Since the start of the pandemic, stress-induced anxiety and depression have increased by 25%, reports the World Health Organization. This isn’t surprising. The links between stress and neuropsychiatric problems is well studied but the mechanisms underpinning stress processing in the brain remain unclear. This has resulted in an unmet need for diagnostic markers and targeted treatments for stress-related disorders.
Earlier studies have suggested processing of stress depends on brain-wide communication between cortical and subcortical regions but the molecular mechanisms and neurons involved were not known.
In a new study, researchers at the Osaka University in Japan, have used a recently developed technology called block-face serial microscopy tomography (FAST) and identified cells that control stress-induced responses in a thin layer called the claustrum that connects the cerebral cortex to subcortical regions. These cells could be key to understanding the origin of stress-related mental disorders and developing new treatments for stress-induced anxiety.
The findings were published on March 18, 2022, in the journal Science Advances, in an article titled, “Claustrum mediates bidirectional and reversible control of stress-induced anxiety responses.”
The use of unbiased approaches to detect small populations of cells has been challenging, until now. In this study, FAST enabled the researchers to examine changes in cellular activity at the resolution of a single cell, brain-wide.
The researchers adopted established experimental paradigms to model stress in mice though physical restraint and social defeat. They then mapped patterns of cellular activity in mice that were exposed to stress in multiple regions of the brain.

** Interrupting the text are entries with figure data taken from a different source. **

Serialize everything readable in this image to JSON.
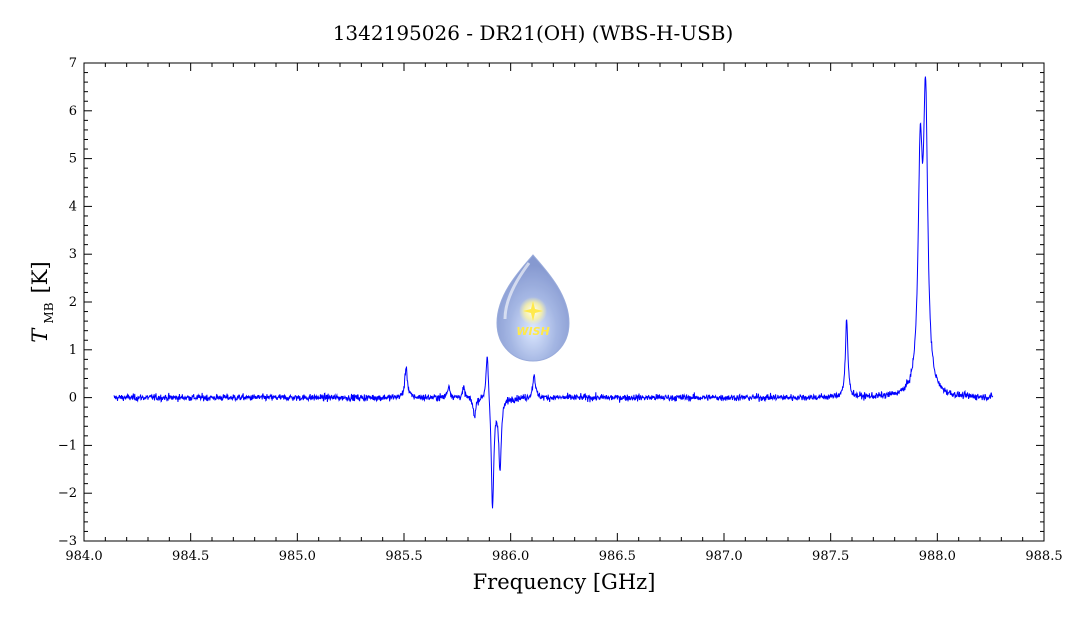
{
  "chart_data": {
    "type": "line",
    "title": "1342195026 - DR21(OH) (WBS-H-USB)",
    "xlabel": "Frequency [GHz]",
    "ylabel_symbol": "T",
    "ylabel_subscript": "MB",
    "ylabel_unit": "[K]",
    "xlim": [
      984.0,
      988.5
    ],
    "ylim": [
      -3,
      7
    ],
    "x_ticks": [
      "984.0",
      "984.5",
      "985.0",
      "985.5",
      "986.0",
      "986.5",
      "987.0",
      "987.5",
      "988.0",
      "988.5"
    ],
    "y_ticks": [
      "−3",
      "−2",
      "−1",
      "0",
      "1",
      "2",
      "3",
      "4",
      "5",
      "6",
      "7"
    ],
    "x_range": [
      984.14,
      988.26
    ],
    "baseline": 0.0,
    "noise_rms": 0.06,
    "features": [
      {
        "center": 985.51,
        "peak": 0.65
      },
      {
        "center": 985.71,
        "peak": 0.25
      },
      {
        "center": 985.78,
        "peak": 0.2
      },
      {
        "center": 985.83,
        "peak": -0.4
      },
      {
        "center": 985.89,
        "peak": 1.05
      },
      {
        "center": 985.915,
        "peak": -2.35
      },
      {
        "center": 985.95,
        "peak": -1.5
      },
      {
        "center": 986.11,
        "peak": 0.5
      },
      {
        "center": 987.575,
        "peak": 1.6
      },
      {
        "center": 987.92,
        "peak": 4.6
      },
      {
        "center": 987.945,
        "peak": 5.85
      }
    ],
    "series_color": "#0000ff",
    "grid": false,
    "logo": "WISH"
  }
}
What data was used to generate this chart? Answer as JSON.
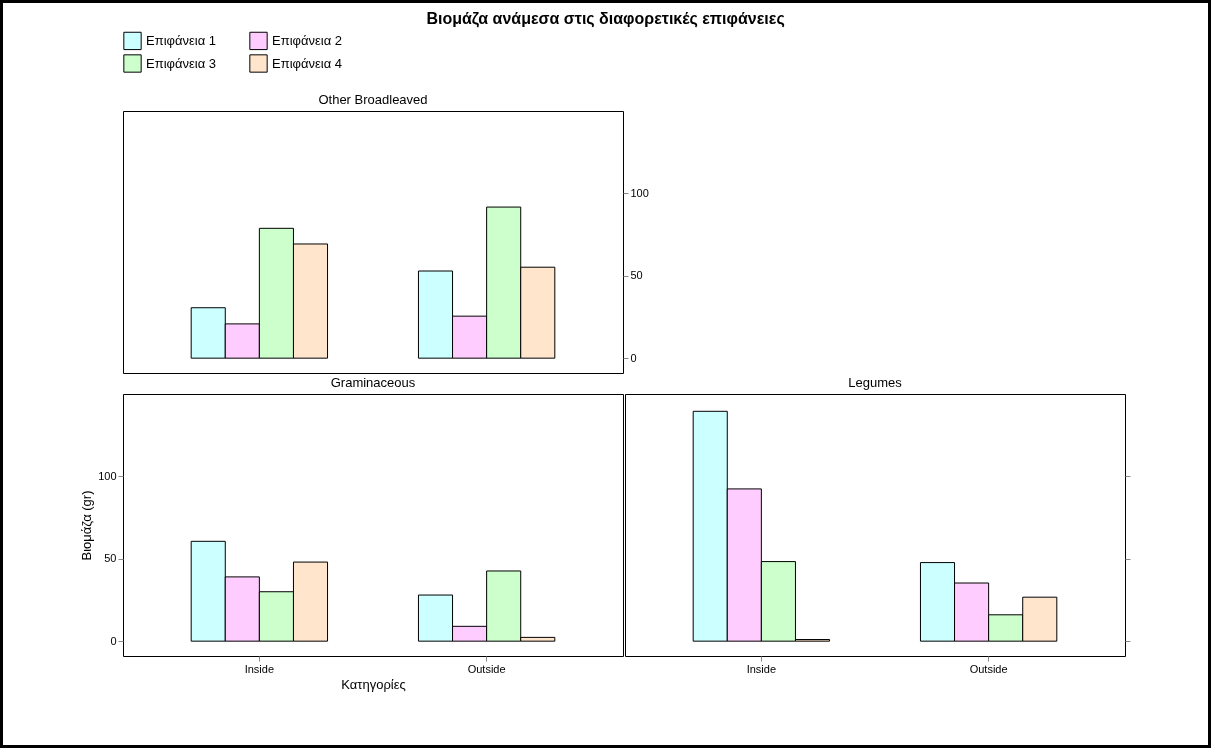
{
  "chart_data": [
    {
      "type": "bar",
      "title": "Other  Broadleaved",
      "categories": [
        "Inside",
        "Outside"
      ],
      "legend": "top",
      "ylim": [
        -9,
        150
      ],
      "yticks": [
        0,
        50,
        100
      ],
      "tick_labels": "y",
      "series": [
        {
          "name": "Επιφάνεια 1",
          "color": "#ccffff",
          "values": [
            30.6,
            52.9
          ]
        },
        {
          "name": "Επιφάνεια 2",
          "color": "#ffccff",
          "values": [
            20.8,
            25.5
          ]
        },
        {
          "name": "Επιφάνεια 3",
          "color": "#ccffcc",
          "values": [
            78.8,
            91.7
          ]
        },
        {
          "name": "Επιφάνεια 4",
          "color": "#ffe5cc",
          "values": [
            69.3,
            55.2
          ]
        }
      ],
      "annotations": [
        "Βιομάζα ανάμεσα στις διαφορετικές επιφάνειες"
      ]
    },
    {
      "type": "bar",
      "title": "Graminaceous",
      "categories": [
        "Inside",
        "Outside"
      ],
      "ylim": [
        -9,
        150
      ],
      "yticks": [
        0,
        50,
        100
      ],
      "xlabel": "Κατηγορίες",
      "ylabel": "Βιομάζα (gr)",
      "series": [
        {
          "name": "Επιφάνεια 1",
          "color": "#ccffff",
          "values": [
            60.6,
            28
          ]
        },
        {
          "name": "Επιφάνεια 2",
          "color": "#ffccff",
          "values": [
            39,
            9
          ]
        },
        {
          "name": "Επιφάνεια 3",
          "color": "#ccffcc",
          "values": [
            30,
            42.6
          ]
        },
        {
          "name": "Επιφάνεια 4",
          "color": "#ffe5cc",
          "values": [
            48,
            2.3
          ]
        }
      ]
    },
    {
      "type": "bar",
      "title": "Legumes",
      "categories": [
        "Inside",
        "Outside"
      ],
      "ylim": [
        -9,
        150
      ],
      "yticks": [
        0,
        50,
        100
      ],
      "tick_labels": "x",
      "series": [
        {
          "name": "Επιφάνεια 1",
          "color": "#ccffff",
          "values": [
            139.5,
            47.7
          ]
        },
        {
          "name": "Επιφάνεια 2",
          "color": "#ffccff",
          "values": [
            92.4,
            35.3
          ]
        },
        {
          "name": "Επιφάνεια 3",
          "color": "#ccffcc",
          "values": [
            48.3,
            16
          ]
        },
        {
          "name": "Επιφάνεια 4",
          "color": "#ffe5cc",
          "values": [
            1,
            26.7
          ]
        }
      ]
    }
  ]
}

Using the FAST, the team collected whole-brain images of control, unstressed mice and mice exposed to stress induced by restraint or defeat. The researchers found the activity in the claustrum differentiated stressed from non-stressed brains in the 22 brain regions they studied.
“A combined approach using brain activation mapping and machine learning showed that the claustrum activation serves as a reliable marker of exposure to acute stressors,” said lead authors Misaki Niu, PhD and Atsushi Kasai, PhD.
Using TRAP2 mice that allow activity-dependent genetic labeling, the team then activated cells in the claustrum using chemogenetic technology, causing mice to exhibit anxiety-related behaviors. On the other hand, when the researchers deactivated the same cells, the mice became more resilient to stress. From these experiments, the team concluded that the claustrum is important for the control of stress-induced anxiety-related behaviors.
“Claustrum activation serves as a reliable marker of exposure to acute stressors,” the authors note. “The claustrum bidirectionally controls stress-induced emotional responses, and its inactivation can serve as a preventative strategy to increase stress resilience.”
The authors also show that the cells in the claustrum that regulate stress processing receive strong input from neurons that are activated upon social defeat in the basolateral amygdala—a region known to play a role in emotional behavior.
“Inactivation of stress-responsive claustrum neurons can serve as at least a partially preventative measure for the emergence of depression-like behavior, and moreover, for stress susceptibility to increase resilience to emotional stress,” said Hitoshi Hashimoto, PhD, who is senior author of the paper.
In addition to providing insights on mechanisms regulating stress-response, the discovery opens new avenues of developing targeted therapies for stress-induced anxiety and related disorders.